Salmon Burgers with Yogurt-Dill Sauce
Lemon, horseradish, and scallions brighten these healthful salmon burgers. Broiling them creates a delicious golden-brown crust without extra fat.
- Total Time:
- Servings: 4
Source: Everyday Food, January/February 2008
- 1 pound skinless salmon fillet, finely diced
- 1 tablespoon prepared white horseradish
- 1/2 teaspoon grated lemon zest, plus 1 tablespoon fresh lemon juice
- 1 large egg, lightly beaten
- 3 scallions, thinly sliced
- 2 tablespoons plain dried breadcrumbs
- Coarse salt and ground pepper
- 1/2 cup plain low-fat yogurt
- 1 tablespoon chopped fresh dill
- 4 whole-wheat hamburger buns, split and toasted
- Romaine lettuce, for serving
Heat broiler, with rack set 4 inches from heat. In a medium bowl, combine salmon, horseradish, lemon zest and juice, egg, scallions, breadcrumbs, 1 teaspoon salt, and 1/8 teaspoon pepper; mix gently with a fork.

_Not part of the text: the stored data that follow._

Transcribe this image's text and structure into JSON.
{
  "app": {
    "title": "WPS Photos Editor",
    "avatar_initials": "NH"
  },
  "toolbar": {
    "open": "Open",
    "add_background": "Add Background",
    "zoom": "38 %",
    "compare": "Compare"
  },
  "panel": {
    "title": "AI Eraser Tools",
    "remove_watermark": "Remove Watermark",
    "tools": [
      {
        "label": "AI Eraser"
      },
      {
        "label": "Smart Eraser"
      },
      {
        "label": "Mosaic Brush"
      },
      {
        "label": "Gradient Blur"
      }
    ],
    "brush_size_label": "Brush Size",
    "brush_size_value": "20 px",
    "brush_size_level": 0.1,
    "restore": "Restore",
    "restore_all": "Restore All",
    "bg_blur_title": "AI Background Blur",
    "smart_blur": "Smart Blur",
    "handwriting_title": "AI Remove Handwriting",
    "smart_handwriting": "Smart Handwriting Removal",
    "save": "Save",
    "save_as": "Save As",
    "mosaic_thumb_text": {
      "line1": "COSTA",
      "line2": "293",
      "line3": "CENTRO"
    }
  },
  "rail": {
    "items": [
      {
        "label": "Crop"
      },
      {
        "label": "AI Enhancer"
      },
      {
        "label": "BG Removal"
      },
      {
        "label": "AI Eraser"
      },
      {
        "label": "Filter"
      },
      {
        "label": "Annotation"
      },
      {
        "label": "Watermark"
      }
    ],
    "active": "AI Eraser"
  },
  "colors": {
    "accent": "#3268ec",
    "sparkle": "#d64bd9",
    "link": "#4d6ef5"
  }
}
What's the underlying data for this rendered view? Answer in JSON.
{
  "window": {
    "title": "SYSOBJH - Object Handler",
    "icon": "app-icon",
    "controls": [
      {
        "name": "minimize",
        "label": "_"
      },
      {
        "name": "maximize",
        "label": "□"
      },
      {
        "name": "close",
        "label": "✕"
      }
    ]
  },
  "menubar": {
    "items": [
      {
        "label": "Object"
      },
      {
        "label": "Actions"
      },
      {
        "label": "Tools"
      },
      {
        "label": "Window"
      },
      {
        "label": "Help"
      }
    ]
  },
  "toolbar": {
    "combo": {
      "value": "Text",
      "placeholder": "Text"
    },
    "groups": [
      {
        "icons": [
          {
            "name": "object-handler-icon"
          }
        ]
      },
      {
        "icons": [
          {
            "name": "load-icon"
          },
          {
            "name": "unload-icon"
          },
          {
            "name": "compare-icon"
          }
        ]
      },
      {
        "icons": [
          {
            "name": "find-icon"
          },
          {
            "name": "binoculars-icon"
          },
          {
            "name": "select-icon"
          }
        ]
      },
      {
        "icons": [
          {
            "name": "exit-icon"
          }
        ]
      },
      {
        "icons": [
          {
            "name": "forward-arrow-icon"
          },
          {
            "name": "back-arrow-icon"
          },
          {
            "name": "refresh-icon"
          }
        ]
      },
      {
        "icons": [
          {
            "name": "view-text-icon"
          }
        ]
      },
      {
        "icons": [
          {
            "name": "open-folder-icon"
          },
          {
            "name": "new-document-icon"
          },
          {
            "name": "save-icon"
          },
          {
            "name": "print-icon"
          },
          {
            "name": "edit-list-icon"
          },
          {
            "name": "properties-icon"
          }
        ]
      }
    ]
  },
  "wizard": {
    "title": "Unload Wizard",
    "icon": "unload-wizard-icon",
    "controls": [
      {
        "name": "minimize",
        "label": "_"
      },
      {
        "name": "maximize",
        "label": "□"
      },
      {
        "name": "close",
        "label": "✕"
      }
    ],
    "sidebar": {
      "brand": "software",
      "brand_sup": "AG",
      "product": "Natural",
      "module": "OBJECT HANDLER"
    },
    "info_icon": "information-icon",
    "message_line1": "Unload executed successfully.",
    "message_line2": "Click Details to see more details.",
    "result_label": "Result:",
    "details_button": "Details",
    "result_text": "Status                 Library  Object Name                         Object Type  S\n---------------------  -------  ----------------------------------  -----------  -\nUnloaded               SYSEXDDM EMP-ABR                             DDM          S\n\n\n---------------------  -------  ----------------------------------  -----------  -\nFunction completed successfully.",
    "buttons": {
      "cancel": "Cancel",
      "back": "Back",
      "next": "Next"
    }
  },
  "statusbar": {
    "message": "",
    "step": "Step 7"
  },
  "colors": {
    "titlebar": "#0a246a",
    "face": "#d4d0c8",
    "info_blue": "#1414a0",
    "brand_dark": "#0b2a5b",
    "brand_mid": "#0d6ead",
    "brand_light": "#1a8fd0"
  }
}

Form salmon mixture into four 3 1/2-by-1-inch patties; place on a rimmed baking sheet. Broil without turning until browned on top and opaque throughout, 6 to 7 minutes.
Meanwhile, combine yogurt and dill in a small bowl; season with salt and pepper. Serve burgers on buns with yogurt-dill sauce and lettuce.